Sir Max later became a Fellow of All Souls, Oxford in 1962 and was knighted in 1968. The pair are buried in the churchyard of St Mary’s Church, Cholsey.

Dr Collins said: “Large parts of Ashurnasirpal’s palace were investigated by Iraqi archaeologists during the 1970s and 1980s and their work included the re-installation and repair of fallen stone reliefs, many with trances of the original paint that covered them. The winged bull statues that guard the entrances to the most important rooms and courtyard were also re-erected. The restoration projects also revealed several tombs of Assyrian queens that lay below the floors in one area of the palace.

“The reconstruction of the palace also allowed visitors, including regular parties of schoolchildren, to experience the buildings’ scale and beauty, as well as bringing scholars closer to understanding its role in the lives of the ancient Assyrians.

“There was only a slim chance that these impressive archaeological remains would be overlooked by IS since an attack on them would guarantee world attention.
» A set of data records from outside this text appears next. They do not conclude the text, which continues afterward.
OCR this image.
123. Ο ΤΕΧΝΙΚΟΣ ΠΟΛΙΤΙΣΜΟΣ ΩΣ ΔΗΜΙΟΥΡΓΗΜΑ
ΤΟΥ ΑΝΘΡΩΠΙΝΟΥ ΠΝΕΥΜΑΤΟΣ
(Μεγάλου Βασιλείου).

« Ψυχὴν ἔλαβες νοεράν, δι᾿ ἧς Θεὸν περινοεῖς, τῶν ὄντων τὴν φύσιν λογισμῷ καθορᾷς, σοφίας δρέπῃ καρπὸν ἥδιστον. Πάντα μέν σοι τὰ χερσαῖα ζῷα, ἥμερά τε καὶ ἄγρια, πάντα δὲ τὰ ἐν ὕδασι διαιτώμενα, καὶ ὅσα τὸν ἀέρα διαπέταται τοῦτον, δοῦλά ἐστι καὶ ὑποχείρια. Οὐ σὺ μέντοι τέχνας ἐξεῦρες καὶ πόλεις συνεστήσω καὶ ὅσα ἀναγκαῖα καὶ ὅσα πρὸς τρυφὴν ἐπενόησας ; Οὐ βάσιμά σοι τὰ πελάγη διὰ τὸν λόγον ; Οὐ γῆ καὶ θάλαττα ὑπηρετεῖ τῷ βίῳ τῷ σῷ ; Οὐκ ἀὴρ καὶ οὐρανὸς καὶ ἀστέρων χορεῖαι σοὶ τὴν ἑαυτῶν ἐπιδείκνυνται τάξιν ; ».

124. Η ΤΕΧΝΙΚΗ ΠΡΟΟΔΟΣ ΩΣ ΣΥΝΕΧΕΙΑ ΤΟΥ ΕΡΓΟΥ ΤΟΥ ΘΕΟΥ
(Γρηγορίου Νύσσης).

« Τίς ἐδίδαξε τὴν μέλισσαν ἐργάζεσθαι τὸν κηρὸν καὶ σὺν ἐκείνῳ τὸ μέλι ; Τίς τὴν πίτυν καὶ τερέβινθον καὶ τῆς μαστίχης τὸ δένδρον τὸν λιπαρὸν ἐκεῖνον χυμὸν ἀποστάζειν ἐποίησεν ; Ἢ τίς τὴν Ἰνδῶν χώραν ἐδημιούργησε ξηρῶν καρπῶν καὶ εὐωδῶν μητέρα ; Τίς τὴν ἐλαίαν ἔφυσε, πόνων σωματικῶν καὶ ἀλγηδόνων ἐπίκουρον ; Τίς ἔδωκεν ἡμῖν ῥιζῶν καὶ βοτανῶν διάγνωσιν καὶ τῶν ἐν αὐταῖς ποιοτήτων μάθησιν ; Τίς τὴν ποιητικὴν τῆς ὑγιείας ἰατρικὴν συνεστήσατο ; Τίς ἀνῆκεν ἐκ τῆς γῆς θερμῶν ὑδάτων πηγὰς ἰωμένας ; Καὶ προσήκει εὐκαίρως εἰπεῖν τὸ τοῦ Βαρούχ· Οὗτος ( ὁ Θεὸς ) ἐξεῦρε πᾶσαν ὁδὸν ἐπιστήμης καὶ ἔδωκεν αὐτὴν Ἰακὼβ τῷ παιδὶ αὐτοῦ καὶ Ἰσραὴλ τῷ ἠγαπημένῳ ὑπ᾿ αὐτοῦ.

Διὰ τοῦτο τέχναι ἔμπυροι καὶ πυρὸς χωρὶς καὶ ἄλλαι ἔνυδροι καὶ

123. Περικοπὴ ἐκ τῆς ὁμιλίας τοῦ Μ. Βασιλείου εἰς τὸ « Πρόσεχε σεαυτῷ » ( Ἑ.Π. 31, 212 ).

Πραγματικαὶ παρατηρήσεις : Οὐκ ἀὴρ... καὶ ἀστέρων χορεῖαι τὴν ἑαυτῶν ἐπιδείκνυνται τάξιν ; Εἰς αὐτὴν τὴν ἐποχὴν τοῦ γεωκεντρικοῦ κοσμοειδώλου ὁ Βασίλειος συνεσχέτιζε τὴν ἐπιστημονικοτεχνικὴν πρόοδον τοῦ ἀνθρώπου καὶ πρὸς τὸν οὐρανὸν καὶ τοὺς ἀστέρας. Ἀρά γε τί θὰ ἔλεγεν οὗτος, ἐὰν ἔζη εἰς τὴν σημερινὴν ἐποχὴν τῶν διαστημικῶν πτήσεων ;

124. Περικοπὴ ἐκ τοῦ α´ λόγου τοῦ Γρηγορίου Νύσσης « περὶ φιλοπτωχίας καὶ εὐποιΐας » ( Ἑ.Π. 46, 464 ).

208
“These acts are not only an attack on the people of Iraq but also the roots of our modern urbanised world. We still have the sense that at least part of the jigsaw survives here, but the far larger part has now gone.”

Within days of Islamic State releasing a video showing the destruction of architectural treasures at Nimrud, journalists from the New York Times to Al Jazeera were contacting Dr Collins as a leading authority on what was being lost.

When he delivered a lecture on April 2 earlier on What the World is Losing in Iraq, Dr Collins was still clinging to the hope that something would be left for the people of Iraq. Now those hopes have been shattered.

“When I gave the talk we had no real information about the level of destruction. Now we know it has been completely destroyed.”

The new video, set to a backdrop of music, shows jihadists pledging to remove “all signs of idolatry” before placing barrels apparently filled with explosives and blowing up three separate areas of the site.

A deep crater in the ground is now all that appears to remain of the once proud city following the explosions, with the destruction of this priceless legacy complete and little remaining beyond the exhibits in museums from Baghdad to the Ashmolean.